Dzień dobry
Witam
Nazywam się dwapedalymam i od 10 lat jestem cyklozoikiem, nie walczyłem nigdy z tym nałogiem tylko dokręcałem kolejne kilometry tracąc przy tym kolejne rowery, akcesoria i części rowerowe.
Czasem zdarzały się różne kraksy, kolizje czy wypadki - obecnie nie wiem czy piszę (po ostatnim urazie głowy)
z pełną świadomością.
Jest to miły nałóg zarówno fizyczny jak i psychiczny.
Od jakiegoś czasu kręcę z Masą Krytyczną najpierw na nielegalu, co przysparzało dużą dawkę adrenaliny w czasie gdy pękała czyjaś kolejna obręcz koła rowerowego bądź wyrywano właśnie wycieraczkę z demonicznego blachosmroda. O innych drastycznych wizjach nie wspomnę.

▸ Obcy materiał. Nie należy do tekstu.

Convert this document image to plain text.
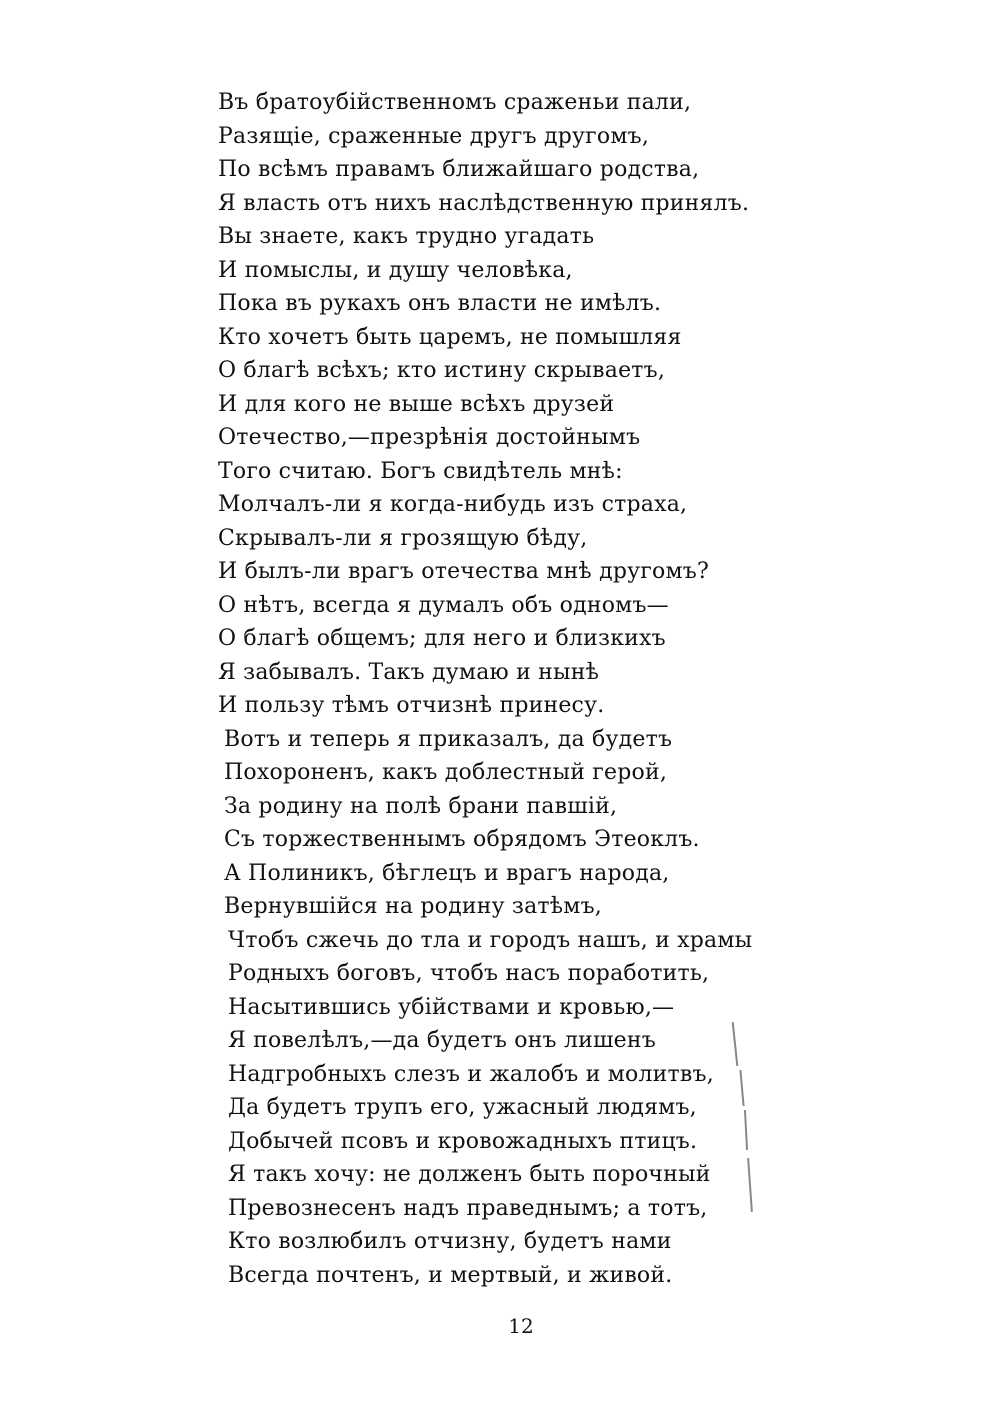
Въ братоубійственномъ сраженьи пали,
Разящіе, сраженные другъ другомъ,
По всѣмъ правамъ ближайшаго родства,
Я власть отъ нихъ наслѣдственную принялъ.
Вы знаете, какъ трудно угадать
И помыслы, и душу человѣка,
Пока въ рукахъ онъ власти не имѣлъ.
Кто хочетъ быть царемъ, не помышляя
О благѣ всѣхъ; кто истину скрываетъ,
И для кого не выше всѣхъ друзей
Отечество,—презрѣнія достойнымъ
Того считаю. Богъ свидѣтель мнѣ:
Молчалъ-ли я когда-нибудь изъ страха,
Скрывалъ-ли я грозящую бѣду,
И былъ-ли врагъ отечества мнѣ другомъ?
О нѣтъ, всегда я думалъ объ одномъ—
О благѣ общемъ; для него и близкихъ
Я забывалъ. Такъ думаю и нынѣ
И пользу тѣмъ отчизнѣ принесу.
Вотъ и теперь я приказалъ, да будетъ
Похороненъ, какъ доблестный герой,
За родину на полѣ брани павшій,
Съ торжественнымъ обрядомъ Этеоклъ.
А Полиникъ, бѣглецъ и врагъ народа,
Вернувшійся на родину затѣмъ,
Чтобъ сжечь до тла и городъ нашъ, и храмы
Родныхъ боговъ, чтобъ насъ поработить,
Насытившись убійствами и кровью,—
Я повелѣлъ,—да будетъ онъ лишенъ
Надгробныхъ слезъ и жалобъ и молитвъ,
Да будетъ трупъ его, ужасный людямъ,
Добычей псовъ и кровожадныхъ птицъ.
Я такъ хочу: не долженъ быть порочный
Превознесенъ надъ праведнымъ; а тотъ,
Кто возлюбилъ отчизну, будетъ нами
Всегда почтенъ, и мертвый, и живой.
12
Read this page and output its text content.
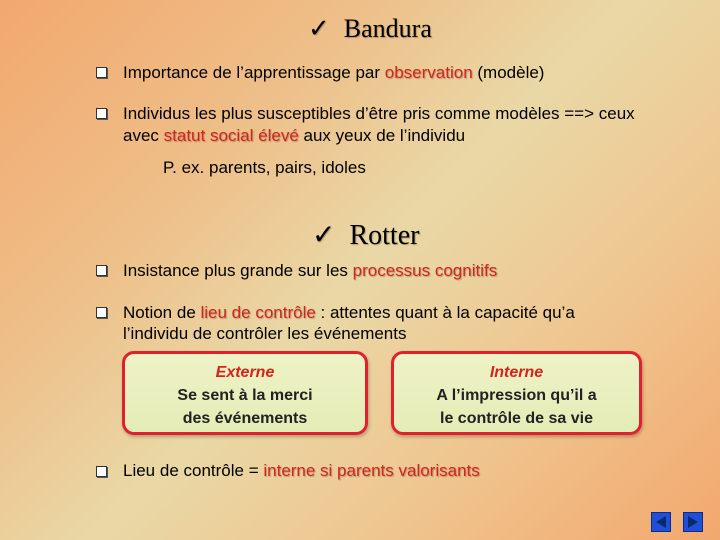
✓ Bandura
Importance de l’apprentissage par observation (modèle)
Individus les plus susceptibles d’être pris comme modèles ==> ceux
avec statut social élevé aux yeux de l’individu
P. ex. parents, pairs, idoles
✓ Rotter
Insistance plus grande sur les processus cognitifs
Notion de lieu de contrôle : attentes quant à la capacité qu’a
l’individu de contrôler les événements
Externe
Se sent à la merci
des événements
Interne
A l’impression qu’il a
le contrôle de sa vie
Lieu de contrôle = interne si parents valorisants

Potem nastąpiły zlegalizowane przejazdy MK, które na początku ze starą ekipą należały do wesołych i głośnych (dzwonki, gwizdki, trąbki, puzony, airzoundy) Wkrótce coś pękło i przejazdy stały się mniej entuzjastyczne, może nie na początku gdzie jedzie piękna wypasiona ryksza - a z tyłu kaplica, kondukt pogrzebowy, wiszenie na kierze.
"Lewa wolna" to jedynie czasem wybudzało z letargu powolnego kręcenia korbami.
Jedyną pociechą, z dawką energetyczną są przejazdy bardziej kameralne z większym sensem i realizmem, bez haseł i pięknych wizji zielonych, czerwonych czy niebieskich.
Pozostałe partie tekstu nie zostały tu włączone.